The Confessions also state:

But our papists make use of such human opinions to make men believe their shameful, blasphemous, accursed traffic in Masses which are offered for souls in purgatory, etc. They can never demonstrate these things from Augustine. Only when they have abolished their traffic in purgatorial Masses (which St. Augustine never dreamed of) shall we be ready to discuss with them whether statements of St. Augustine are to be accepted when they are without the support of the Scriptures and whether the dead are to be commemorated in the sacrament. It will not do to make articles of faith out of the holy Fathers’ words or works. Otherwise what they ate, how they dressed, and what kind of houses they lived in would have to become articles of faith — as has happened in the case of relics. This means that the Word of God shall establish articles of faith and no one else, not even an angel.[6]

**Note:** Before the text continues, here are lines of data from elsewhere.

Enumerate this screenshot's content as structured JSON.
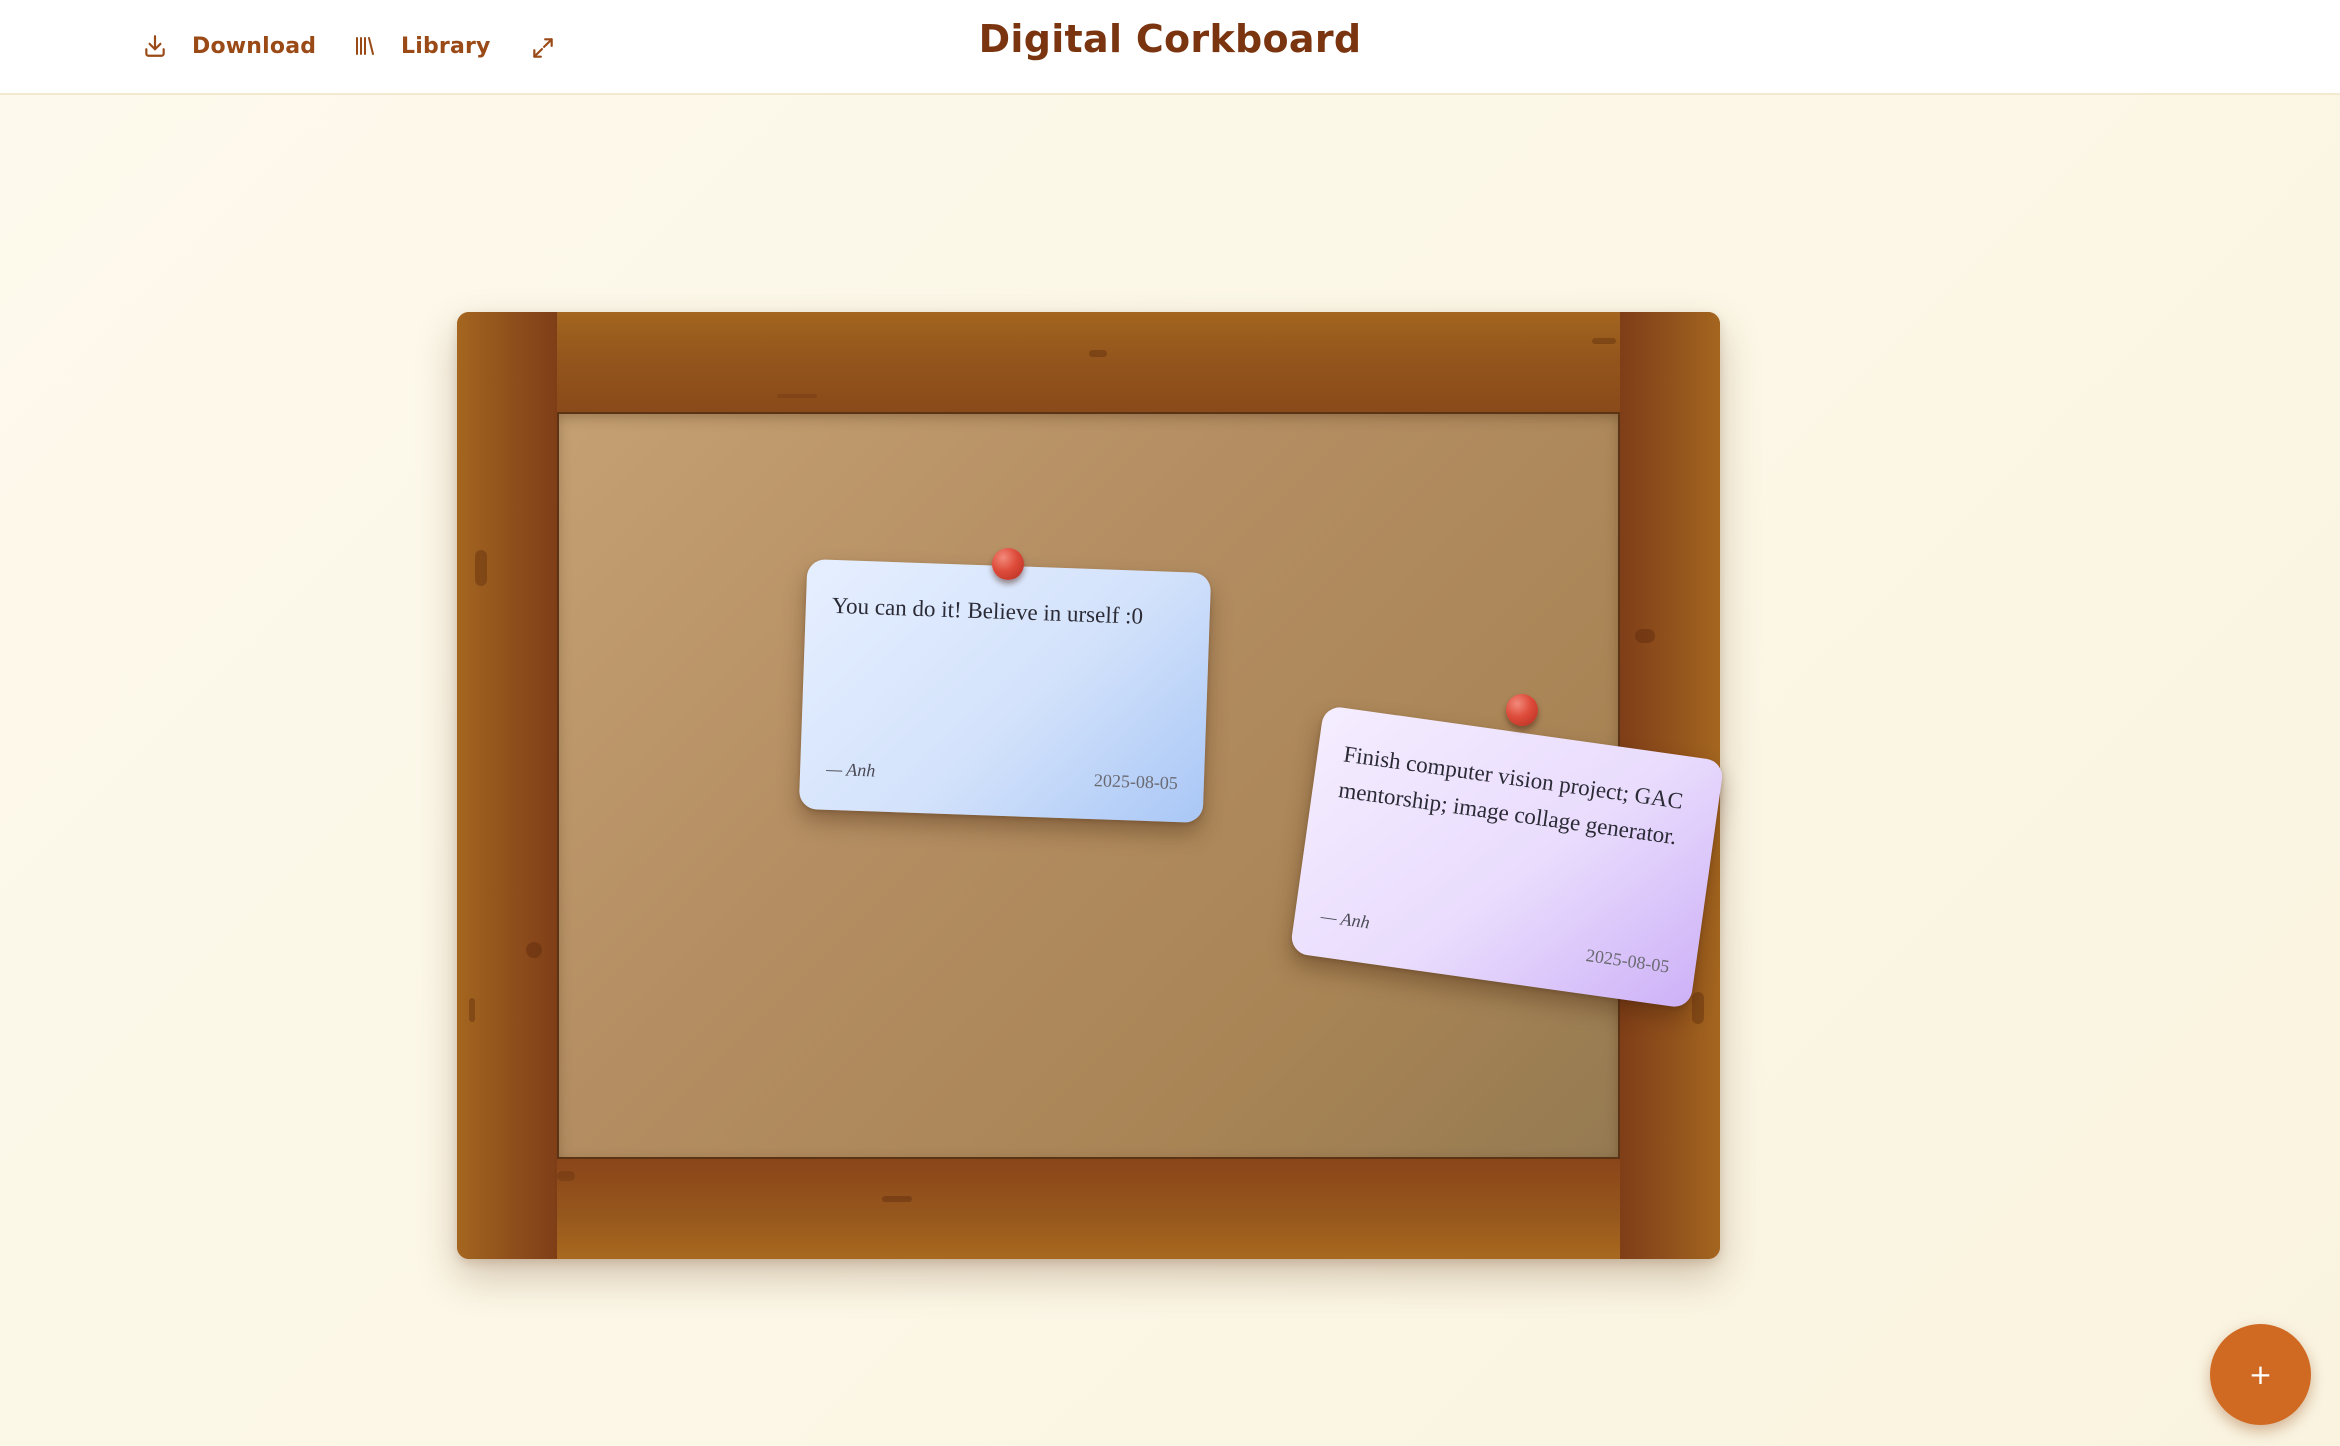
{
  "header": {
    "title": "Digital Corkboard",
    "download_label": "Download",
    "library_label": "Library"
  },
  "icons": {
    "download": "download-icon",
    "library": "library-icon",
    "expand": "expand-icon"
  },
  "notes": [
    {
      "text": "You can do it! Believe in urself :0",
      "author": "— Anh",
      "date": "2025-08-05",
      "color": "#cfe0fb"
    },
    {
      "text": "Finish computer vision project; GAC mentorship; image collage generator.",
      "author": "— Anh",
      "date": "2025-08-05",
      "color": "#e6d8fd"
    }
  ],
  "fab": {
    "label": "+"
  },
  "colors": {
    "accent": "#d06a22",
    "title": "#7a3510",
    "nav": "#9a4a16",
    "pin": "#de4b3a",
    "frame_wood": "#94561c",
    "cork": "#b48e62"
  }
}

So, it seems, we need to strike a “middle road.” We, in our day, must reacquaint ourselves with our Confessions and the Church Fathers upon which much of the Confessions are based. We must be willing to listen to the Fathers and allow their influence in our theology today. We must critically examine our presently held ideas and positions and if they differ from that of the Church Fathers we must wrestle with why we differ. What is it we know now that the Fathers did not? Have we gained some exegetical insight or have we changed our position because of our present context? Is it a valid change? We must resist the modern and present day arrogance among us that assumes we have greater insight than those who have gone before us. However, we must not view the Fathers as an inerrant source. We must also use our critical skills when reading them. We must always hold to the Word alone as our “norming norm.” It is only the Word of God that is above and beyond the present Age.


[1]Tappert, T. G. (2000, c1959). The Augsburg confession : Translated from the Latin (The Confession of Faith: 2, XXI, 4). Philadelphia: Fortress Press.
[2]Tappert, T. G. (2000, c1959). The Augsburg confession : Translated from the Latin (The Confession of Faith: 3, VIII, 4-5). Philadelphia: Fortress Press.
[3] Charles Porterfirld Krauth, The Conservative Reformation and Its Theology (repr. St. Louis: CPH, 2007), 202.
[4] Concordia: The Lutheran Confessions, p.651.
[5] St. John Chrysostom, Homilies on the Second Epistle of St. Paul the Apostle to the Corinithians, Homily XIII,
(Nicene and Post-Nicene Fathers First Series), Volume 12, p. 346.
[6] Tappert, T. G. (2000, c1959). The book of concord : The confessions of the evangelical Lutheran church (The Smalcald Articles: 2, II, 13-15). Philadelphia: Fortress Press.